Dawit Isaak holds dual Swedish and Eritrean citizenship. In 2003 Dawit Isaak was awarded the first ever Press Freedom Prize by the Reporters without Borders/Sweden because “he chose to write freely and encouraged others to do the same and as a result he lost his freedom”. For the rulers in Asmara that was unforgiveable. A few days earlier the Eritrean regime had closed all the independent newspapers in the country.

They are still closed. In that way the Freedoms of Expression and Information of all Eritreans are violated, those two unalienable rights that belong to all human beings.

Dawit Isaak is the best known but is not the only Eritrean journalist who is in detention and there are tens of thousands of political prisoners in the country.

When Reporters without Borders and others ask Eritrean representatives about Dawit Isaak and his colleagues we have been told to focus on the border conflict with Ethiopia and not some individuals. Ethiopia has been occupying a part of Eritrea for 20 years. But after the peace agreement last year, between Eritrea and Ethiopia, that is no longer an argument. But still the regime does not release Dawit Isaak and his colleagues.

A UN Commission has declared that Crimes against humanity are committed in Eritrea. Reporters without Borders and a group of jurists have brought Dawit Isaak’s case before the African Commission on Human and Peoples’ Rights. In its decision in 2016 the Commission demanded he and his colleagues be released and the press ban lifted. Nothing has happened.

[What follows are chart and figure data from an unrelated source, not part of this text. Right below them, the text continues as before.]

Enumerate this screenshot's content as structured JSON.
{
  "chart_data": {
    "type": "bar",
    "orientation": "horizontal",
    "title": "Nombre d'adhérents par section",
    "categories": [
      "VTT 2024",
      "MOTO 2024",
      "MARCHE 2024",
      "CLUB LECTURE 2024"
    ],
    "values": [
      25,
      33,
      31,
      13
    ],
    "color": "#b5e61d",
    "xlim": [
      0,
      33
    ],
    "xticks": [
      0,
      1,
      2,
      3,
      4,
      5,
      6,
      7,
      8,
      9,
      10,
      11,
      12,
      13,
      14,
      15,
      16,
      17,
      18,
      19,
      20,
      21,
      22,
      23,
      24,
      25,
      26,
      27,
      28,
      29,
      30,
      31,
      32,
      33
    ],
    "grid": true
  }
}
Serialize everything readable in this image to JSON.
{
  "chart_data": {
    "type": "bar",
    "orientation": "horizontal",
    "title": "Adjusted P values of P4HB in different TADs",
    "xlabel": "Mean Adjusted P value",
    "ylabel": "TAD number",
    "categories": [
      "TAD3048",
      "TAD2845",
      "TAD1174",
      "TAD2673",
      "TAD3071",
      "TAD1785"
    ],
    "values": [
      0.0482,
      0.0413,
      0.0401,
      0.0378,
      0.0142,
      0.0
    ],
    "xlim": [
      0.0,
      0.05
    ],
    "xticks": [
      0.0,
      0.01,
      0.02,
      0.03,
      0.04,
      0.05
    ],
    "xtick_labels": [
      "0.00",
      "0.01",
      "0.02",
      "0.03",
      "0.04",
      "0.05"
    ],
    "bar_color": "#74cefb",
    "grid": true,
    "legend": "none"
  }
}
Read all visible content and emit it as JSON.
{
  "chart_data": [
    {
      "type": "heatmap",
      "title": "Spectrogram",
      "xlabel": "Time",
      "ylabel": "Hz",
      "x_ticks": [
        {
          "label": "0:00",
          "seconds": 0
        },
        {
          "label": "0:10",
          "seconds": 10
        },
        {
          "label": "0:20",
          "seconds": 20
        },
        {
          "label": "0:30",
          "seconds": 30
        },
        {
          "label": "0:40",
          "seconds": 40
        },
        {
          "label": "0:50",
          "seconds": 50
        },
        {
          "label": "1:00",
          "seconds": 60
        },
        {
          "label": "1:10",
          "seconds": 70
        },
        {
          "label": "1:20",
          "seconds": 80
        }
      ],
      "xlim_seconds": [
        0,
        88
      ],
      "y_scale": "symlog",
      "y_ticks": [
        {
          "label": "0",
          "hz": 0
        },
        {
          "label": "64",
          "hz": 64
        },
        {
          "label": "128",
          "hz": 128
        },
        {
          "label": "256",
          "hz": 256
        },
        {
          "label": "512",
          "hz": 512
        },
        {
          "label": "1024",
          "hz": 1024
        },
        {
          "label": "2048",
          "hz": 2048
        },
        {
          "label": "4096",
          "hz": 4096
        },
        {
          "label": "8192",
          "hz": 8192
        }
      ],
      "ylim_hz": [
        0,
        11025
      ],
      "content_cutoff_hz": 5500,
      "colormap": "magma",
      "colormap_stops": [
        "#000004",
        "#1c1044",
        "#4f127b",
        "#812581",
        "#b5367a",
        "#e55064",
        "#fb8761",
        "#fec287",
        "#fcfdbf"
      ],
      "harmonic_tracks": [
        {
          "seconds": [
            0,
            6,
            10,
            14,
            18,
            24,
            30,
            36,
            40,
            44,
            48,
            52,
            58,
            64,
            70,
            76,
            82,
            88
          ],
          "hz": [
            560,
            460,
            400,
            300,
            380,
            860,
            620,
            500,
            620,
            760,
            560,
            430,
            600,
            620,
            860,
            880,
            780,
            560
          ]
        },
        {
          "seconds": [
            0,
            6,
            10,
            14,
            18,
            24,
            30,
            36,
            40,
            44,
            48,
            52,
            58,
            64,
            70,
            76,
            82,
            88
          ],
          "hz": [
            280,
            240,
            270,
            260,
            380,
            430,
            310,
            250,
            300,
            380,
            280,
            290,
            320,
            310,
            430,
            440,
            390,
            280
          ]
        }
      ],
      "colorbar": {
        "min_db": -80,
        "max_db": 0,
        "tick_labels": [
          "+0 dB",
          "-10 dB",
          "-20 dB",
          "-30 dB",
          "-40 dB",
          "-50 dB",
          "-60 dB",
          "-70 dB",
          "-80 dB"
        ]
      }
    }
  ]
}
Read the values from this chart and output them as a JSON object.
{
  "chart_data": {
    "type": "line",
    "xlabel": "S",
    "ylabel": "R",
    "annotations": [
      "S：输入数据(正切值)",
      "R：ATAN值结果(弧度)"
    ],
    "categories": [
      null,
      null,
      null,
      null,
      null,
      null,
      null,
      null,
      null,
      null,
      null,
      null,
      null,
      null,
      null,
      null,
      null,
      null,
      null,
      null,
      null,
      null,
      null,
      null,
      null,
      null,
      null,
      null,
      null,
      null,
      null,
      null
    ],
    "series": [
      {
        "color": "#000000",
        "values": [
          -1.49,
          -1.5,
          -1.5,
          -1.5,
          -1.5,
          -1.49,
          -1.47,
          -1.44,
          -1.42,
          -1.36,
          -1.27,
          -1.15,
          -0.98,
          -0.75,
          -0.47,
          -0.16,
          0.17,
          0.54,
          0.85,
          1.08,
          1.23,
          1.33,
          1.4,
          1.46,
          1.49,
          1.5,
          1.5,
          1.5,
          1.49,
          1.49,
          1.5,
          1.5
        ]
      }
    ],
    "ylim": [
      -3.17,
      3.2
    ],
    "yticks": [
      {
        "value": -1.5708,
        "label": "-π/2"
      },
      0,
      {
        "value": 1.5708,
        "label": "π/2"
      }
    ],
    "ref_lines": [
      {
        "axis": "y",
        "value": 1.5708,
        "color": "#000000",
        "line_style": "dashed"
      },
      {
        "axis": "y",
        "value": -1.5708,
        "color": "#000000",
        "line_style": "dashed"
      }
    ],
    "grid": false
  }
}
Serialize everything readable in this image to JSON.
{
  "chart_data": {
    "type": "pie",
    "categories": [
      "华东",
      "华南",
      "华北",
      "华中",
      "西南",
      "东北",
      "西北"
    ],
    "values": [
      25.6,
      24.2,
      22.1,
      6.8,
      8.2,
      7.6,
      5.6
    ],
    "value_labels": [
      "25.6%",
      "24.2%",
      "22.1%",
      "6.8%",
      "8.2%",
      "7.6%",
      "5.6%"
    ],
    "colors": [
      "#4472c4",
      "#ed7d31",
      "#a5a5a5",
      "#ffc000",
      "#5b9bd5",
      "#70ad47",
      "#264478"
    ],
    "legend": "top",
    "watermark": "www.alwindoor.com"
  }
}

Sweden is holding discreet talks with Eritrea, the EU gives aid to Eritrea hoping it will help. But we have seen no result in 18 years. Over the years we have heard that something may happen around the next Eritrean national day. Or the next. Or when the journalists have been in detention 10 years. Or 15 years. Or now, when there is a peace accord.
18 years have passed. Dawit Isaak and his colleagues risk their lives every day in the brutal Eritrean prisons. There is no time to lose.

Above all the journalists and their families have lost too much time. 18 years.